Neal Radford and others had some  interesting responses to my question about why Hamiltonian MCMC (HMC) might be better than Langevin MCMC (MALA). The gist of it seems to be that HMC is less random-walk like and thus mixes faster and has better scaling with number of dimensions.

Radford points to a survey paper of his (link) which discusses how the momentum distribution should be adjusted for changes in the scaling of the probability distribution (p. 22). This is something which I didn’t see last time I looked at HMC, and it’s necessary for an adaptive HMC algorithm. General use sampling algorithms can benefit a lot from being adaptive.

It also discusses tuning the step-count and step-size. This sounds rather difficult and non-linear.

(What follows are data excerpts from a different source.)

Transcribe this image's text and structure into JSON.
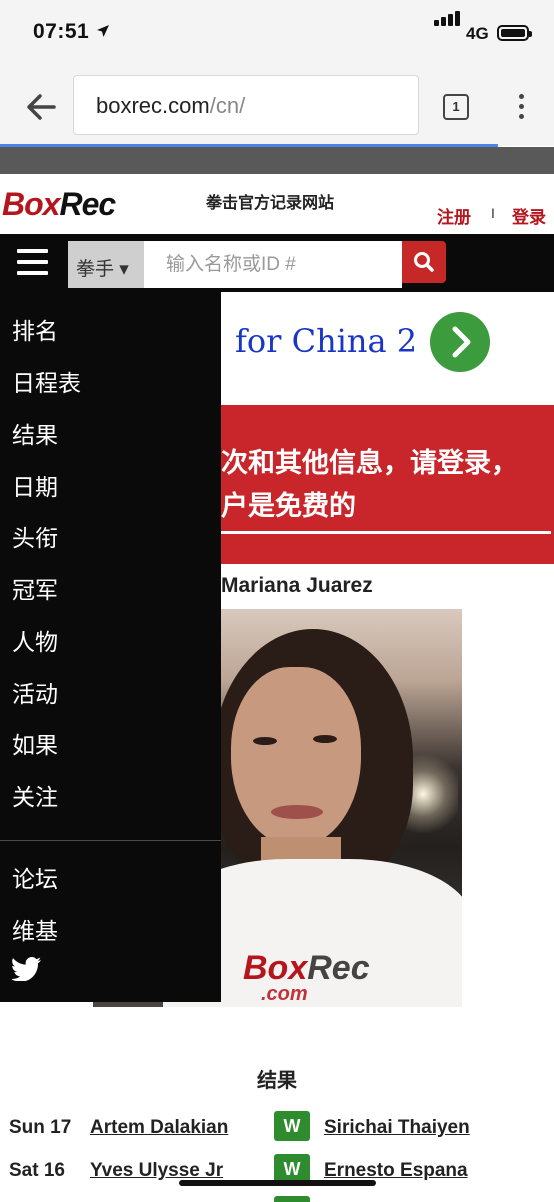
{
  "status_bar": {
    "time": "07:51",
    "network": "4G"
  },
  "browser": {
    "url_host": "boxrec.com",
    "url_path": "/cn/",
    "tab_count": "1"
  },
  "site": {
    "logo_part1": "Box",
    "logo_part2": "Rec",
    "tagline": "拳击官方记录网站",
    "register": "注册",
    "separator": "I",
    "login": "登录"
  },
  "search": {
    "category": "拳手 ▾",
    "placeholder": "输入名称或ID #"
  },
  "promo": {
    "text": "for China 2"
  },
  "notice": {
    "line1": "次和其他信息，请登录，",
    "line2": "户是免费的"
  },
  "featured": {
    "name": "Mariana Juarez",
    "shirt_logo_a": "Box",
    "shirt_logo_b": "Rec",
    "shirt_sub": ".com"
  },
  "menu": {
    "items": [
      "排名",
      "日程表",
      "结果",
      "日期",
      "头衔",
      "冠军",
      "人物",
      "活动",
      "如果",
      "关注"
    ],
    "secondary": [
      "论坛",
      "维基"
    ]
  },
  "results": {
    "heading": "结果",
    "rows": [
      {
        "date": "Sun 17",
        "fighter1": "Artem Dalakian",
        "outcome": "W",
        "fighter2": "Sirichai Thaiyen"
      },
      {
        "date": "Sat 16",
        "fighter1": "Yves Ulysse Jr",
        "outcome": "W",
        "fighter2": "Ernesto Espana"
      }
    ]
  },
  "colors": {
    "brand_red": "#b5161d",
    "win_green": "#2e8b2e",
    "link_blue": "#1a36c7"
  }
}
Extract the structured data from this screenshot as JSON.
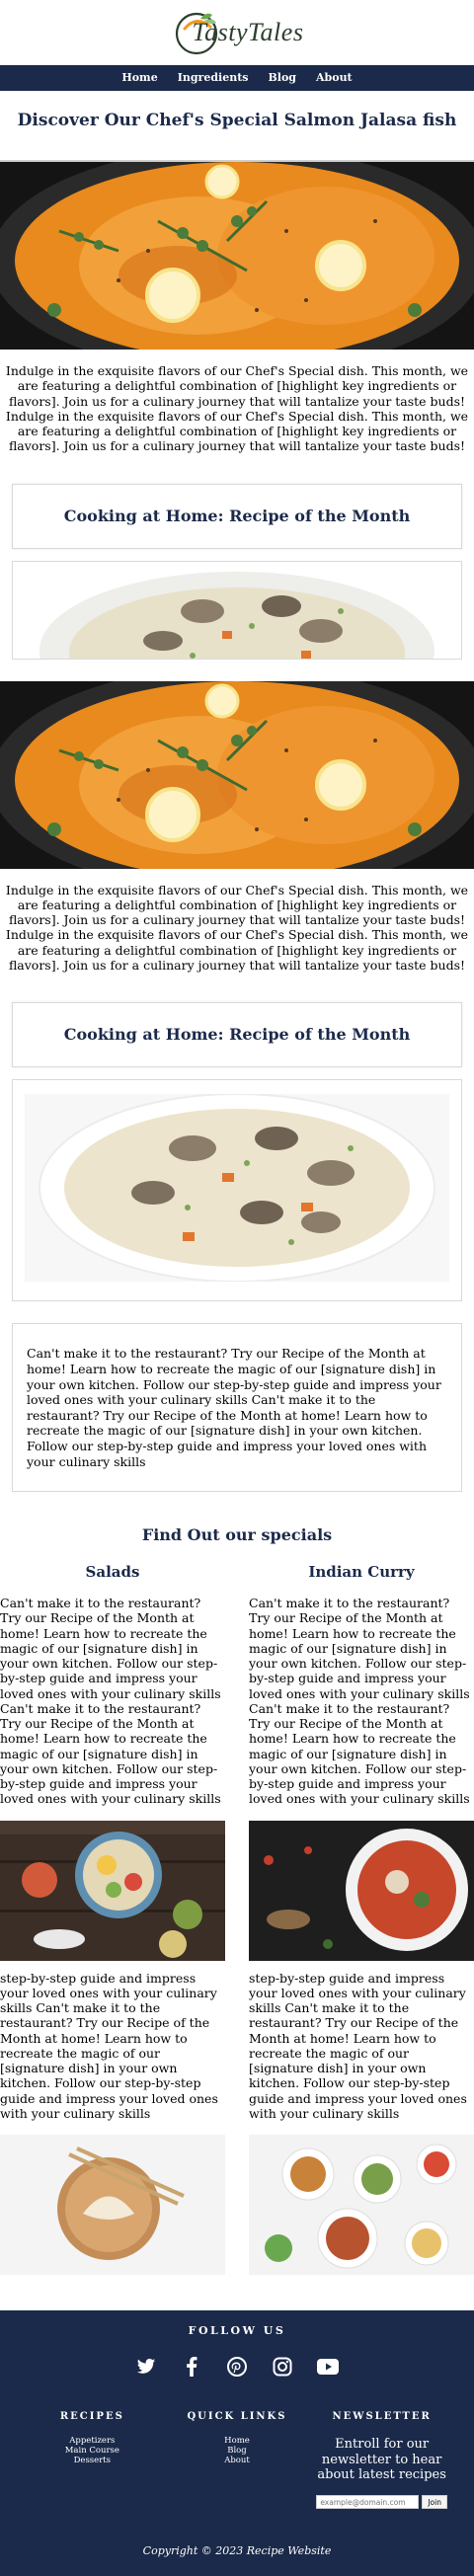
{
  "brand": {
    "name": "TastyTales"
  },
  "nav": {
    "items": [
      "Home",
      "Ingredients",
      "Blog",
      "About"
    ]
  },
  "hero": {
    "title": "Discover Our Chef's Special Salmon Jalasa fish",
    "paragraph": "Indulge in the exquisite flavors of our Chef's Special dish. This month, we are featuring a delightful combination of [highlight key ingredients or flavors]. Join us for a culinary journey that will tantalize your taste buds! Indulge in the exquisite flavors of our Chef's Special dish. This month, we are featuring a delightful combination of [highlight key ingredients or flavors]. Join us for a culinary journey that will tantalize your taste buds!"
  },
  "recipe": {
    "title": "Cooking at Home: Recipe of the Month",
    "text": "Can't make it to the restaurant? Try our Recipe of the Month at home! Learn how to recreate the magic of our [signature dish] in your own kitchen. Follow our step-by-step guide and impress your loved ones with your culinary skills Can't make it to the restaurant? Try our Recipe of the Month at home! Learn how to recreate the magic of our [signature dish] in your own kitchen. Follow our step-by-step guide and impress your loved ones with your culinary skills"
  },
  "specials": {
    "title": "Find Out our specials",
    "left": {
      "heading": "Salads",
      "text1": "Can't make it to the restaurant? Try our Recipe of the Month at home! Learn how to recreate the magic of our [signature dish] in your own kitchen. Follow our step-by-step guide and impress your loved ones with your culinary skills Can't make it to the restaurant? Try our Recipe of the Month at home! Learn how to recreate the magic of our [signature dish] in your own kitchen. Follow our step-by-step guide and impress your loved ones with your culinary skills",
      "text2": "step-by-step guide and impress your loved ones with your culinary skills Can't make it to the restaurant? Try our Recipe of the Month at home! Learn how to recreate the magic of our [signature dish] in your own kitchen. Follow our step-by-step guide and impress your loved ones with your culinary skills"
    },
    "right": {
      "heading": "Indian Curry",
      "text1": "Can't make it to the restaurant? Try our Recipe of the Month at home! Learn how to recreate the magic of our [signature dish] in your own kitchen. Follow our step-by-step guide and impress your loved ones with your culinary skills Can't make it to the restaurant? Try our Recipe of the Month at home! Learn how to recreate the magic of our [signature dish] in your own kitchen. Follow our step-by-step guide and impress your loved ones with your culinary skills",
      "text2": "step-by-step guide and impress your loved ones with your culinary skills Can't make it to the restaurant? Try our Recipe of the Month at home! Learn how to recreate the magic of our [signature dish] in your own kitchen. Follow our step-by-step guide and impress your loved ones with your culinary skills"
    }
  },
  "footer": {
    "follow": "FOLLOW US",
    "socials": [
      "twitter-icon",
      "facebook-icon",
      "pinterest-icon",
      "instagram-icon",
      "youtube-icon"
    ],
    "recipes": {
      "heading": "RECIPES",
      "links": [
        "Appetizers",
        "Main Course",
        "Desserts"
      ]
    },
    "quick": {
      "heading": "QUICK LINKS",
      "links": [
        "Home",
        "Blog",
        "About"
      ]
    },
    "newsletter": {
      "heading": "NEWSLETTER",
      "text": "Entroll for our newsletter to hear about latest recipes",
      "placeholder": "example@domain.com",
      "button": "Join"
    },
    "copyright": "Copyright © 2023 Recipe Website"
  },
  "colors": {
    "navy": "#1b2a4a",
    "accent": "#f39a1e"
  }
}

I am going to try to implement an adaptive HMC algorithm in my multichain_mcmc package. I’d like to make this algorithm adaptive as I’ve done for my MALA implementation, though in general, this needs to be done carefully (see Atchade and Rosenthall 2005).

I’m interested in RM-HMC as it promises automatic scale tuning and better efficiency scaling with high dimensions, but it looks like understanding it requires differential geometry, which I haven’t yet worked through. I believe it also requires 2nd derivatives (which provide scale information), which I haven’t yet figured out how to implement in an efficient and generic manner for PyMC. I suspect that would require a fork and redesign of PyMC.